Part of Professor Hillers focus was in connecting the bone charm to IndoEuropean roots. She explained that within scholarship three cultural sources are needed to substantiate such a connection. The charm is found in Germanic, Vedic, and Irish sources, though scholars do not view the Irish source as ‘distinct.’ There is an additional Hittite variant of the charm, but it is not similar enough to supply the needed third cultural connection because it combines parts from different bodies, while the other two share the same function – repairing a single body.
Looking at the charm from a modern ethnographic perspective, we see more of a fusion of the charm across Europe, which indicates a non-IndoEuropean root.
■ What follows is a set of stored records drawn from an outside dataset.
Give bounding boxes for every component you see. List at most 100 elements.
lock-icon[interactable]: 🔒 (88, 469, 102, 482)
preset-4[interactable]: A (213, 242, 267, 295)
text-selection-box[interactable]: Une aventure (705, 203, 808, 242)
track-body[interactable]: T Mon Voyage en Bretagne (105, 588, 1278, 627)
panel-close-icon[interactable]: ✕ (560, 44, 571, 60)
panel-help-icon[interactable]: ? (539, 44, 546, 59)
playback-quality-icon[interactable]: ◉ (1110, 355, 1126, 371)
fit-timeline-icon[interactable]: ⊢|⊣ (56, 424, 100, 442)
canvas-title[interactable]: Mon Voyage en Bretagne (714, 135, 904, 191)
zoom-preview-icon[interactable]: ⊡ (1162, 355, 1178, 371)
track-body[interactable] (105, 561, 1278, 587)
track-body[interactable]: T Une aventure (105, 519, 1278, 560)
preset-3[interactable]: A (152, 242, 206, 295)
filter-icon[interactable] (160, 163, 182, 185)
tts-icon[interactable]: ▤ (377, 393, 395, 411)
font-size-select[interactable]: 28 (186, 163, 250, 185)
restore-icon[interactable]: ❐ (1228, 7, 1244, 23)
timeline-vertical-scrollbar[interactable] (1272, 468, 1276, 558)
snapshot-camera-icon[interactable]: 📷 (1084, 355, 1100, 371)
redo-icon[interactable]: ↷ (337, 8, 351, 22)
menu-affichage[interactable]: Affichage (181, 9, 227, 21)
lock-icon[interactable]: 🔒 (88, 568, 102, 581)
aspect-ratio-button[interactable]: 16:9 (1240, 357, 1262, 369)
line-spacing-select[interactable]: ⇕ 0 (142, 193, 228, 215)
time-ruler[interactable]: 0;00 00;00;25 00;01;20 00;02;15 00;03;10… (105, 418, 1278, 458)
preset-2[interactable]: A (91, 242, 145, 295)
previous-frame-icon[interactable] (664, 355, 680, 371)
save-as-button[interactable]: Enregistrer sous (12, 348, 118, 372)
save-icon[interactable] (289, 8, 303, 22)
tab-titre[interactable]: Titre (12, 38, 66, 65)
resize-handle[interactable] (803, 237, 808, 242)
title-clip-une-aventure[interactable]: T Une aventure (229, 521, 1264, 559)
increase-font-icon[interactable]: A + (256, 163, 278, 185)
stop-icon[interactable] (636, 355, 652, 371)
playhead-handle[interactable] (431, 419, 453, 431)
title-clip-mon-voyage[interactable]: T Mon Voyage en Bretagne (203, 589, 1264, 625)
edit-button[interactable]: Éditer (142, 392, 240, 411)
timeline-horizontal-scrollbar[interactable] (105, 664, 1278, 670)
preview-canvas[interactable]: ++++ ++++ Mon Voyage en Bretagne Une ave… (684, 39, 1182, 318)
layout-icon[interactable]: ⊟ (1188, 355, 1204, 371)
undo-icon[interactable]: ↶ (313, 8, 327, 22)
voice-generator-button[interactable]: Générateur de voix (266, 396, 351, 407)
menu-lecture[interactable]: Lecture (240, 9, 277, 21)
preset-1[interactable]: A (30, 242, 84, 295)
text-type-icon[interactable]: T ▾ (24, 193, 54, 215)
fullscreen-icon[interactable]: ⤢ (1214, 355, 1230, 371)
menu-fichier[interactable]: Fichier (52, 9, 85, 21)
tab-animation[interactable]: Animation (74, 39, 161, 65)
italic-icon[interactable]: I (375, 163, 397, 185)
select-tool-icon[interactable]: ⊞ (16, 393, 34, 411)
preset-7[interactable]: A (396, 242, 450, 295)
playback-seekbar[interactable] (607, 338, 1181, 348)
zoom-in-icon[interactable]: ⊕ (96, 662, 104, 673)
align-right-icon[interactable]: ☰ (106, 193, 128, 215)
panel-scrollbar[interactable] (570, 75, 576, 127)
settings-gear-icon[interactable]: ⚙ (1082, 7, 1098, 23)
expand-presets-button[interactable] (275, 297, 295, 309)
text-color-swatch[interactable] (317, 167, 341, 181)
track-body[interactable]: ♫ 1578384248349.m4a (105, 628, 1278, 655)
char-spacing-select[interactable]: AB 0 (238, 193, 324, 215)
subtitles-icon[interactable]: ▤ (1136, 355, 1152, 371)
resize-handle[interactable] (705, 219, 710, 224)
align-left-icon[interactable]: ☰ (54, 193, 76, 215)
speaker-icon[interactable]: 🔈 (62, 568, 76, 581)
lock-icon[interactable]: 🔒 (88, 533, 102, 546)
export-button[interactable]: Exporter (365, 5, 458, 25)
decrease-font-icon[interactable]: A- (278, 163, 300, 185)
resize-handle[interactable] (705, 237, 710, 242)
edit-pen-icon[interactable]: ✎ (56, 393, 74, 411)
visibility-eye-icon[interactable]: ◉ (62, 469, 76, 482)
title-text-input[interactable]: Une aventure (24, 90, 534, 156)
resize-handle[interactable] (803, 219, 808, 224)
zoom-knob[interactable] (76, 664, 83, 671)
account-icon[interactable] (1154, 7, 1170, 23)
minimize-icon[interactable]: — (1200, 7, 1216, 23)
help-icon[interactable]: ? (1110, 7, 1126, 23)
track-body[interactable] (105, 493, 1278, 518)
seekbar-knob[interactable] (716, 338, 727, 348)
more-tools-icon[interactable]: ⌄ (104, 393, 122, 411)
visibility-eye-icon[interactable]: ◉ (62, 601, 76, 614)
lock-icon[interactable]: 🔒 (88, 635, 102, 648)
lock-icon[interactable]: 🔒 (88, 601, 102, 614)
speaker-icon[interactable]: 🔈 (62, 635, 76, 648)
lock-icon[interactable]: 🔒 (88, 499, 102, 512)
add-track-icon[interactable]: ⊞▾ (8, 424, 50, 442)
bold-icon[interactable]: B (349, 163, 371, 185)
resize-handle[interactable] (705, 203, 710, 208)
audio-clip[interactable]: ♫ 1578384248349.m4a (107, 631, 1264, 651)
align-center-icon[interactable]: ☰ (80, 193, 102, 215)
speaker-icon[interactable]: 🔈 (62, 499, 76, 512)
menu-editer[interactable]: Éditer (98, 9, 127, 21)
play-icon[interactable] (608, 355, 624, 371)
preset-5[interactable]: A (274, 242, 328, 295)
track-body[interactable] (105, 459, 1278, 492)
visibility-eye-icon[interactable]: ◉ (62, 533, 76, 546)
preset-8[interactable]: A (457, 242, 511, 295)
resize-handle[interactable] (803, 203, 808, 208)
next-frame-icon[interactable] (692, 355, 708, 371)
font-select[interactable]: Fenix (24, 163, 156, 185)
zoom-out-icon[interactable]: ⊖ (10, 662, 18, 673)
The Irish folkloric sources are underwhelming. It is found in clusters in the SW and North of the country, which links it to Viking settlement areas. This is important, because Scandinavia has a predominance of the charm; indicating a Viking source with diffusion spreading the charm in Europe.
I. Irish Source
Miach went to the hand which had been replaced by Diancecht, and he said, ‘Joint to joint of it and sinew to sinew,’ and he healed Nuada in thrice three days and nights.
The Second Battle of Moytura
II. Germanic Source
Phol and Wodan rode into the woods,
There Balder’s foal sprained its foot.
It was charmed by Sinthgunt, her sister Sunna;
It was charmed by Frija, her sister Volla;
It was charmed by Wodan, as he well knew how:
Bone-sprain, like blood-sprain,
Bone to bone; blood to blood;
Limb to limb — like they were glued.
second Merseburg Incantation (another source: wikipedia)
III. Vedic Source
Let marrow be put together with marrow,
let bone grow over with bone;
we put together sinew with sinew,
let skin grow with skin
Atharva Veda 4.15.2=4.12.4
The identification of Scandinavia (and Vikings) as a source for this charm is significant when you consider the political discourse of the “stranger” and “foreigner” so prevalent in the narrative of the 2nd Battle of Moytura. If you have not listened to the Story Archeology podcast which covers Lugh’s identity as a ‘shiny foreigner’ (i.e. non-Irish origin), I highly recommend it!!